Case ID: okla-crim_15/html/0208-01.html
Source: Caselaw Access Project
Author: {"author": "PER CURIAM.", "license": "Public Domain", "url": "https://static.case.law/"}
Date Created: 2024-08-24T03:29:51.129683

JOE DUCA v. STATE.
    No. A-3067.
    Opinion Filed November 23, 1918.
    (175 Pac. 943.)
    APPEAL AND ERROR — insufficiency of Evidence — Reversal. Where there was no proof of the corpus delicti in a prosecution for unlawful possession of intoxicating liquor, and conviction could only be surmised as resulting from passion or prejudice, and consideration of incompetent and hearsay testimony, improperly admitted, judgment will be reversed, with direction to dismiss prosecution.
    
      Appeal from. County Court, Pittsburg County; S. F. Brown, Judge.
    
    Joe Duca was convicted in the county court of Pitts-burg county of the crime of unlawful possession of intoxicating liquors, and he appeals.
    Reversed, with directions to dismiss prosecution.
    
      W. N. Redwine, for plaintiff in error.
    
      S. P. Freeling, Atty.
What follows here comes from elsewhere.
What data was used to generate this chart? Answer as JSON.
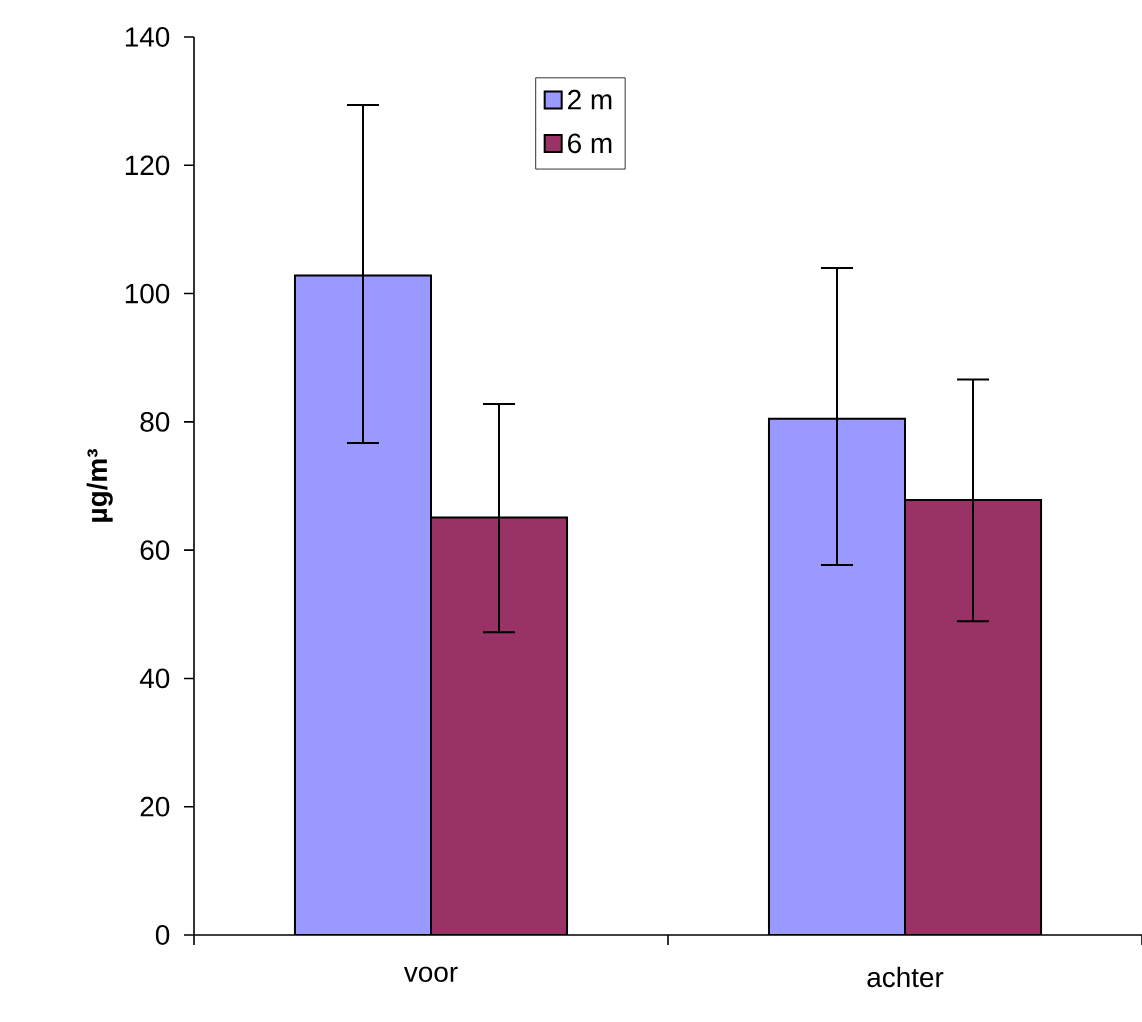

Gen., and R. McMillan, Asst. Atty. Gen., for the State. ■
   PER CURIAM.

This is an appeal from the county court of Pittsburg county, wherein the defendant, Joe Duca, was convicted.of the unlawful possession of intoxicating liquors, and sentenced to pay a fine of $100 and serve 60 days in jail.

Numerous assignments of error are relied upon to reverse this judgment, but it is only necessary to consider one, viz., that the court erred in refusing the defendant’s motion to direct the jury to return a verdict of not guilty, because there was no evidence to support the allegations of the information.

The motion to direct the verdict in this case should have been sustained. An examination of the transcript of the evidence discloses that there is not a scintilla of competent evidence to prove that the defendant at any time had possession of intoxicating liquors with intent to sell the same. It is impossible to conceive how a jury could have arrived at a verdict of guilty in this case. It may be surmised, however, that the verdict was the result of passion and prejudice, coupled with the consideration of incompetent and hearsay testimony, improperly admitted over the objection and exception of the defendant.

There is an entire absence of proof of the corpus delicti. The judgment is reversed, with directions to dismiss the prosecution.